Gehry tried to shrug off criticism and told the New Yorker in 2007, “You kind of say, ‘At least they’re looking!'”
But he was not always so sanguine. While in Spain in October 2014 to accept an award Gehry was asked about criticism that his work was too showy. He raised his middle finger and said: “In this world we are living in, 98 percent of everything that is built and designed today is pure shit. There’s no sense of design, no respect for humanity or for anything else. They are damn buildings and that’s it.”
Born in Toronto
Gehry was born Frank Owen Goldberg on February 28, 1929, in Toronto, the son of Polish Jews. He was already designing buildings and miniature cities out of scraps of wood as a child.
“That’s what I remembered, years later, when I was struggling to find out what I wanted to do in life,” he told the New Yorker magazine in 1977. “It made me think about architecture. It also gave me the idea that an adult could play.”
After graduating from the University of Southern California, Gehry went through a restless period. He worked at a couple of Los Angeles architecture firms, began studies at the Harvard Graduate School of Design but quit without a degree, served a year in the U.S. Army and moved to Paris for a year.
By the time he returned to Los Angeles in 1962 he had changed his last name to Gehry at his wife’s suggestion as a way to avoid anti-Semitism.
Won Pritzker Prize in 1989
His breakthrough project was in 1978 rebuilding his own Santa Monica home – taking a pink traditional Dutch colonial house and turning it into something fantastical with common materials such chain-link fencing, corrugated aluminum and unfinished plywood.
By the mid-1980s, Gehry was attracting international attention with buildings sheathed in stainless steel or aluminum that seemed to bend and sway, subverting the conventions of architecture.

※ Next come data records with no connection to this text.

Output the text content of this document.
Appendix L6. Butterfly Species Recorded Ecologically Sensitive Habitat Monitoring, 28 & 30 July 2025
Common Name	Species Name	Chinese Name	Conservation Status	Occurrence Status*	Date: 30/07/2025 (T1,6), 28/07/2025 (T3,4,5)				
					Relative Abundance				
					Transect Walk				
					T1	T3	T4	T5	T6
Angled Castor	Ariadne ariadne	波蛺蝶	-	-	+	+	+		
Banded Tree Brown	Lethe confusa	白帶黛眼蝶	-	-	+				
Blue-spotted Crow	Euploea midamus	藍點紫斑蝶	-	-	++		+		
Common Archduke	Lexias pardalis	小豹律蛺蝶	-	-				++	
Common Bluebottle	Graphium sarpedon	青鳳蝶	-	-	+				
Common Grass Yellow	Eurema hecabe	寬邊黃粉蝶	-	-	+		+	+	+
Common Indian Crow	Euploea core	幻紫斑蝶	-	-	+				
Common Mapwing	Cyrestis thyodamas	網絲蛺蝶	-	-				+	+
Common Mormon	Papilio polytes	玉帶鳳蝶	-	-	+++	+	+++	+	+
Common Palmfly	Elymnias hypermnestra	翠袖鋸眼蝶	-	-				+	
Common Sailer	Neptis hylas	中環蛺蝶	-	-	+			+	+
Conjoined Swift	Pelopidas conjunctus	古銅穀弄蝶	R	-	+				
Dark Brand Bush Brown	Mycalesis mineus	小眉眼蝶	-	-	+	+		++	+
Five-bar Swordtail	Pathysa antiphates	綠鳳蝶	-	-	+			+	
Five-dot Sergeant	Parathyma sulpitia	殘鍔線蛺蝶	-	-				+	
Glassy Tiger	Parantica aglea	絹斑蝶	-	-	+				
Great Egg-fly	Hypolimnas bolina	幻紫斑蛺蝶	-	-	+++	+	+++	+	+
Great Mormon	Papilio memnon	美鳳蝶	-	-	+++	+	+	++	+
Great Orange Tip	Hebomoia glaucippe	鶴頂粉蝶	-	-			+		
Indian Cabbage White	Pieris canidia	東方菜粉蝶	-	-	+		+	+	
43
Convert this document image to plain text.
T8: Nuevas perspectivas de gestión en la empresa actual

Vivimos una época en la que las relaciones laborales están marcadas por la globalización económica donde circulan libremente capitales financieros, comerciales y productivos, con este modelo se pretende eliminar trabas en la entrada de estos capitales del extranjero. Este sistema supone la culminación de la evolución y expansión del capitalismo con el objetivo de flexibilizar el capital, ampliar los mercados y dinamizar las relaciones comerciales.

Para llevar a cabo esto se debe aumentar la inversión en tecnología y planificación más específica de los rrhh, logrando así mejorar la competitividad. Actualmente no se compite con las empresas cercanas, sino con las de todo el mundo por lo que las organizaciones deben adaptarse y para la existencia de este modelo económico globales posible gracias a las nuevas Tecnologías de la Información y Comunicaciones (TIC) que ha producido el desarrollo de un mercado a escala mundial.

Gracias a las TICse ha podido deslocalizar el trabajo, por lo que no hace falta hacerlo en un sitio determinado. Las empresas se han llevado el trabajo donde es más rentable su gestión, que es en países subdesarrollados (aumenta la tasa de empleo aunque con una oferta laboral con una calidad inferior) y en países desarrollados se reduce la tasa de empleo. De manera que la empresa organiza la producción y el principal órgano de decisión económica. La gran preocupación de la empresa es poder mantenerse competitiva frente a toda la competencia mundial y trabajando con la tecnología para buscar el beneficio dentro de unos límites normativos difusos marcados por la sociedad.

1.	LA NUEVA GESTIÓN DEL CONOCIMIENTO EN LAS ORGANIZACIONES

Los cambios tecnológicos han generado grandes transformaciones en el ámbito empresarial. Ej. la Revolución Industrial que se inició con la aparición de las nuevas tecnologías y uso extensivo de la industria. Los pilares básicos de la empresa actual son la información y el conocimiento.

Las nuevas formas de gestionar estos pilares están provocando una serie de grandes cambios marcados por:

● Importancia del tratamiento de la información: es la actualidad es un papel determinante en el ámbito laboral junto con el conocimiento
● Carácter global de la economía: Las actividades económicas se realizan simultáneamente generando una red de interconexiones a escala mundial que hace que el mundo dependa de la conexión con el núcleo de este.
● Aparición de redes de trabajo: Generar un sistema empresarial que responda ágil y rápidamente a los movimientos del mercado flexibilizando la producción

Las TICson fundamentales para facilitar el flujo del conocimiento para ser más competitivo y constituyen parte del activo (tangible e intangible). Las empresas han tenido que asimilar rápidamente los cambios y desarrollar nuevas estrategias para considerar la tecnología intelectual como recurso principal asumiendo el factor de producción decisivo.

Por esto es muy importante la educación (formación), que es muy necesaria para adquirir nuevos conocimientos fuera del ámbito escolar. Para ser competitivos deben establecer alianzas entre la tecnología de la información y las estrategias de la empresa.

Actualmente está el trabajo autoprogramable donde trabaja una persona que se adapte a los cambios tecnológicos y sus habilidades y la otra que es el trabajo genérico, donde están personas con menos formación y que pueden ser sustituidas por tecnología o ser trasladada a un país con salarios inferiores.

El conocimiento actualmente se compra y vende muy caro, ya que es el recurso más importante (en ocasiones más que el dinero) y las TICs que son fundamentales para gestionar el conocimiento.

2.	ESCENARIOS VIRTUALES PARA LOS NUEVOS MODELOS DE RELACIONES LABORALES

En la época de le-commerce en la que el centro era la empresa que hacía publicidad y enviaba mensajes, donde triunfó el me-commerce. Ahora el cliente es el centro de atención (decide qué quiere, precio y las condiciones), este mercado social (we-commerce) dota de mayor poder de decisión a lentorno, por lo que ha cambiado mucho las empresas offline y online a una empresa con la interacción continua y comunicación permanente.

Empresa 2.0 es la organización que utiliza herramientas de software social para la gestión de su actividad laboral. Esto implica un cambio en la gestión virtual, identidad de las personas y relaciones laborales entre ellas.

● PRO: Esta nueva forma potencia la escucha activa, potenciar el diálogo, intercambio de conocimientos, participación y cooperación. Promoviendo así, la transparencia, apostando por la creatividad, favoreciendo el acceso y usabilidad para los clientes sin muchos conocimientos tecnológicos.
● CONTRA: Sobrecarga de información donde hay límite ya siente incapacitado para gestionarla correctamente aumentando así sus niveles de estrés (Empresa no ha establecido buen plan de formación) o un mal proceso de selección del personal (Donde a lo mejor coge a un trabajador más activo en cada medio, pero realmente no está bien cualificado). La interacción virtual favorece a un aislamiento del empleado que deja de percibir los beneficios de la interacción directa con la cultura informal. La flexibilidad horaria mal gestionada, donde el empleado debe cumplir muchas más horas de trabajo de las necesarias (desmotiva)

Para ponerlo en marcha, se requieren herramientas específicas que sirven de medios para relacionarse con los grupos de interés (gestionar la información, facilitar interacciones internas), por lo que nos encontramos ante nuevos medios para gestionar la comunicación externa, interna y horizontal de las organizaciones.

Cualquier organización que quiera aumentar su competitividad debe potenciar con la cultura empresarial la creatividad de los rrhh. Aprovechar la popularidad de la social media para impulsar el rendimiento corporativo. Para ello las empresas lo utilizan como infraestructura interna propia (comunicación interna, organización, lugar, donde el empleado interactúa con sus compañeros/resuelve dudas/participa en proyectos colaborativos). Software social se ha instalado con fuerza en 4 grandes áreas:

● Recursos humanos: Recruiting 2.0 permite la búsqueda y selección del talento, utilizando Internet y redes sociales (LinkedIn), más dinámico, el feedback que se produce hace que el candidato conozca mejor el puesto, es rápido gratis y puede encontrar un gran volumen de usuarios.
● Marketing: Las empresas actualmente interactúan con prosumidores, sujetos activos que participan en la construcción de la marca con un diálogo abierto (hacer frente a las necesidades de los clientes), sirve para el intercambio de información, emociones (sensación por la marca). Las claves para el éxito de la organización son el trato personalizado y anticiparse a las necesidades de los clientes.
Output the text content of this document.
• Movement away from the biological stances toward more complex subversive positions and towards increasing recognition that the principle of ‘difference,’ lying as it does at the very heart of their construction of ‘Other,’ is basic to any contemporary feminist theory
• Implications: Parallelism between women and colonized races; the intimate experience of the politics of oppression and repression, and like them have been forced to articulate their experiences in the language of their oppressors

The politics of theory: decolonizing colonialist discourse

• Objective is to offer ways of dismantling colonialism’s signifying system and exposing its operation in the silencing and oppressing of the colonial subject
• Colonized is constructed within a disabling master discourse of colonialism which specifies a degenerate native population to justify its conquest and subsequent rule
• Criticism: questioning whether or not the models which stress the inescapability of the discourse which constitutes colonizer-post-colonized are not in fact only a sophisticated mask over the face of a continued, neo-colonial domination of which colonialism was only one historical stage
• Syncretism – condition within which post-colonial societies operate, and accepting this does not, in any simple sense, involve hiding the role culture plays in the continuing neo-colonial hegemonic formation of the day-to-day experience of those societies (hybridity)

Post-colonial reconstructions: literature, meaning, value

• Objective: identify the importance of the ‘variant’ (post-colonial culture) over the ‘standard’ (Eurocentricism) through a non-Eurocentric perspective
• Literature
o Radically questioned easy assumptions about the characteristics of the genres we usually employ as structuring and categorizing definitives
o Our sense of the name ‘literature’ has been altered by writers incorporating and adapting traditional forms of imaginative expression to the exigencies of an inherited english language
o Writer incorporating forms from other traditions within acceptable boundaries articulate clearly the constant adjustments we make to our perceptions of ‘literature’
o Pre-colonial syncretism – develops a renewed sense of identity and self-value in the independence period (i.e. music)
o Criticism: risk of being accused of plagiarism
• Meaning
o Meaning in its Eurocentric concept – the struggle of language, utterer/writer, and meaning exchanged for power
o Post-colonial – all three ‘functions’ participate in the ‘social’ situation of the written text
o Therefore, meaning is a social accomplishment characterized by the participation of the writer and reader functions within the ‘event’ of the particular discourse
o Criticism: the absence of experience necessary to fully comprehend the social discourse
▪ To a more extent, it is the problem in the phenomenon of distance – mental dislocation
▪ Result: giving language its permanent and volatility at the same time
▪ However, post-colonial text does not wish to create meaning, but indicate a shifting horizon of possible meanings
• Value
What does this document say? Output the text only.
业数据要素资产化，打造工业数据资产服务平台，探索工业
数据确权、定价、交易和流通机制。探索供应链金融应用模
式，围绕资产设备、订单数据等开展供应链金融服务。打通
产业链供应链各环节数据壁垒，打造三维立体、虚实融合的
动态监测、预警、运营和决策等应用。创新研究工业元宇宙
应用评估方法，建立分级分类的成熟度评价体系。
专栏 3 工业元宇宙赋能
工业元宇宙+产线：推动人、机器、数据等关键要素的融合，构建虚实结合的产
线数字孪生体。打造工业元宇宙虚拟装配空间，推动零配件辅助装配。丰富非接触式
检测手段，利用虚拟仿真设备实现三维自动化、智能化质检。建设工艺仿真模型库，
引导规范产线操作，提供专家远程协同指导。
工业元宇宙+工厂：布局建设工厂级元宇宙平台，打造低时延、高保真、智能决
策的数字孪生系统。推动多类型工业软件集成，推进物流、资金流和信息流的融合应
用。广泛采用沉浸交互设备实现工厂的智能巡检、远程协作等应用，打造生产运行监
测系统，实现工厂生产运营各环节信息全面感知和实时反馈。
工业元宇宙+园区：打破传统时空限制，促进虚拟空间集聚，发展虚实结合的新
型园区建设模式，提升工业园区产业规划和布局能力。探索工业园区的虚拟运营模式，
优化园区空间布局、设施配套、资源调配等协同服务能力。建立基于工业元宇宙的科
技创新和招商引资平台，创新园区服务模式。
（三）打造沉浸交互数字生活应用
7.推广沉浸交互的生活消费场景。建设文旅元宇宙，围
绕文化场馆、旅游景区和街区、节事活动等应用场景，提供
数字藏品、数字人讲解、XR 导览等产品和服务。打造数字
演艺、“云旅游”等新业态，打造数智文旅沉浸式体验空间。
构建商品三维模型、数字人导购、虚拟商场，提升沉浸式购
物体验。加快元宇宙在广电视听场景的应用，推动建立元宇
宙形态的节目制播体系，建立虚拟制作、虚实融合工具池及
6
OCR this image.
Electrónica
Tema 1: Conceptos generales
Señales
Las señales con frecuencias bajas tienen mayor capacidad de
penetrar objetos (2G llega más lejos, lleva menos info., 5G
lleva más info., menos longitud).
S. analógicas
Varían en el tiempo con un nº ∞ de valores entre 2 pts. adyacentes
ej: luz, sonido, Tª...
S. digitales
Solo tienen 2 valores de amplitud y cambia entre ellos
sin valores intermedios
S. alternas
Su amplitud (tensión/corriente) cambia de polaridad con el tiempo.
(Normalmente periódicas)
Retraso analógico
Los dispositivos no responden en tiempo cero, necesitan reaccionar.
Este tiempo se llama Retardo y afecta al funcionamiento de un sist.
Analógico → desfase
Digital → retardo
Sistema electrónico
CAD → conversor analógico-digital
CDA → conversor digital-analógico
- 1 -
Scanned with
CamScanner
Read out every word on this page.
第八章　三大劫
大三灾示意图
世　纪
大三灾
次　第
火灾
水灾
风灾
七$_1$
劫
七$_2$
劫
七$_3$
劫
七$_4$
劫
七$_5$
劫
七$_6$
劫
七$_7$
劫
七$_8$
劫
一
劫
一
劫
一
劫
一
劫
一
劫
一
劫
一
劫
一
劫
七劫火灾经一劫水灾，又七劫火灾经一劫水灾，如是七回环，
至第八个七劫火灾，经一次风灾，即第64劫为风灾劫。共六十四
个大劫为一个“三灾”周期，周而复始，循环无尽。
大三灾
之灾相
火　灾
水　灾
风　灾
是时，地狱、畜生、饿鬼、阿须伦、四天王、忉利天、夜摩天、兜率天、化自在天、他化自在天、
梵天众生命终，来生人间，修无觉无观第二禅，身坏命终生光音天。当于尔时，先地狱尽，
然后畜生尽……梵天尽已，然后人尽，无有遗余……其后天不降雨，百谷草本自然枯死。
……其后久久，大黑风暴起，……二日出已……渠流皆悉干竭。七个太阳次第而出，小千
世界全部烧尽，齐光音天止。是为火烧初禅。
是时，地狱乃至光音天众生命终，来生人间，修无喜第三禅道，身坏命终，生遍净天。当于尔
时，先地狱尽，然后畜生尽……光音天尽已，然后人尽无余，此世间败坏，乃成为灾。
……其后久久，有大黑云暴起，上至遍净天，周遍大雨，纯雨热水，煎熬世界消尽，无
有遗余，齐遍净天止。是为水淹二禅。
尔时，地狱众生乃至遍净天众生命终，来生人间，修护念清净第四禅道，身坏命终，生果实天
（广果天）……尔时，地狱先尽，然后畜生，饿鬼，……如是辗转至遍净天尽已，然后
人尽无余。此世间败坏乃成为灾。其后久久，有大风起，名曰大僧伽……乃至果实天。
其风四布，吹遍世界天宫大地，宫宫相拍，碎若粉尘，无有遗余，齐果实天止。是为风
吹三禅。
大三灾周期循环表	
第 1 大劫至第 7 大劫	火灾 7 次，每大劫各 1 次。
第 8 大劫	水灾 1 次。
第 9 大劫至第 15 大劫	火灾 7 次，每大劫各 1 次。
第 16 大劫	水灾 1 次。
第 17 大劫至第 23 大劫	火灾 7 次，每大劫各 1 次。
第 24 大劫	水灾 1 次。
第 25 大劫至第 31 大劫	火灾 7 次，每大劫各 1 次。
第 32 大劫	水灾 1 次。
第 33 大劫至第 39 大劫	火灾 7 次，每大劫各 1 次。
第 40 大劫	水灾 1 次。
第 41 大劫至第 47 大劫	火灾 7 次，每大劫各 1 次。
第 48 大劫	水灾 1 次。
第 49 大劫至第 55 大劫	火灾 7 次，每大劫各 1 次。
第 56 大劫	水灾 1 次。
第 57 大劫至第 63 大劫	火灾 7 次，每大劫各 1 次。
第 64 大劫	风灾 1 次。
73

In 1989, Gehry won the Pritzker Prize, his profession’s most prestigious award. But he really hit the big time with the Guggenheim Museum in Bilbao, which was completed in 1997 using computer software that enabled him to build in increasingly eccentric shapes.
Gehry, who was married twice and had four children, also designed furniture, jewelry, watches, a bottle for a vodka distiller and a hat for singer Lady Gaga that looked like a tall, crumpled mass of silver fabric.